Cada computador custou R$ 10,1 mil aos cofres públicos; equipamentos possuem placa de vídeo dedicada e memória extrema, itens de luxo para atividades legislativas comuns.

No apagar das luzes do calendário legislativo de 2025, a Câmara Municipal de Peixoto de Azevedo (691 km de Cuiabá) decidiu renovar seu parque tecnológico com máquinas de potência industrial. Em contrato assinado no dia 18 de dezembro, a Casa de Leis adquiriu 15 notebooks de altíssimo desempenho pelo valor unitário de R$ 10.159,00. A fatura total para o contribuinte alcança R$ 152.730,00.

O que chama a atenção na compra não é apenas o montante global, mas a sofisticação técnica dos aparelhos. As especificações exigidas no edital descrevem computadores com capacidade de processamento muito superior à necessária para rotinas de gabinete, como redigir leis, enviar e-mails ou analisar planilhas.

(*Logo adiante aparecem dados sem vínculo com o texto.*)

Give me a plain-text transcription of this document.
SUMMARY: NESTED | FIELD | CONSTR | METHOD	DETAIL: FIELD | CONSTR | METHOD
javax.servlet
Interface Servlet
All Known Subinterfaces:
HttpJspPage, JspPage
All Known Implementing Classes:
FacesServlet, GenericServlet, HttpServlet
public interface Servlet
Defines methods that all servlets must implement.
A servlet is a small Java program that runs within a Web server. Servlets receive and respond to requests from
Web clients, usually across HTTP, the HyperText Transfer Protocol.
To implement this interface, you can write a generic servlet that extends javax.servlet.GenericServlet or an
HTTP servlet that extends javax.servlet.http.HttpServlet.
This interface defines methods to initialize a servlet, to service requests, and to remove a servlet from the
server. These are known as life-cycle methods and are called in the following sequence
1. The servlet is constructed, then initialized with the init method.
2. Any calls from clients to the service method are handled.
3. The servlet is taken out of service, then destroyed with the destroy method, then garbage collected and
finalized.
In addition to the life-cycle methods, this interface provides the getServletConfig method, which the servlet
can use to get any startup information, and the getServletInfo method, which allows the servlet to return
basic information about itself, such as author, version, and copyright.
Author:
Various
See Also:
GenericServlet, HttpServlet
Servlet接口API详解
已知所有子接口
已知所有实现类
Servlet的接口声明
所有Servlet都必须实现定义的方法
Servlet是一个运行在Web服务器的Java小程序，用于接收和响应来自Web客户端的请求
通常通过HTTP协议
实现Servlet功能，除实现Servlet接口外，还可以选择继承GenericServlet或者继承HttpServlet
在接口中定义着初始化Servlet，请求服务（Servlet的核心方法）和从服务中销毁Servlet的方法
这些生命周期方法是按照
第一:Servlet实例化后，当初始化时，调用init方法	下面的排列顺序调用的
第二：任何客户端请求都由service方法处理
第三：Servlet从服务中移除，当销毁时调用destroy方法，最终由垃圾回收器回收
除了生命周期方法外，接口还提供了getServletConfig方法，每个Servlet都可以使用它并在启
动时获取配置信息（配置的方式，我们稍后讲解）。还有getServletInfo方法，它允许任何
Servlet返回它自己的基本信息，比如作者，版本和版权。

Para entender melhor: a configuração comprada inclui “32 GB RAM DDR5” e “GPU dedicada” (placa de vídeo independente). No jargão tecnológico, esse perfil de hardware é conhecido como “setup gamer” ou “workstation de engenharia”. São máquinas desenhadas para rodar softwares pesados de edição de vídeo em 4K, renderização de projetos arquitetônicos tridimensionais ou jogos eletrônicos de última geração.

A ‘Ferrari’ da burocracia

O Termo de Contrato Administrativo nº 038/2025, fruto do Pregão Eletrônico 006/2025, detalha minuciosamente o item de luxo. A Câmara optou por telas grandes de 17 polegadas e processadores de elite (Intel Core i7 ou AMD Ryzen 7).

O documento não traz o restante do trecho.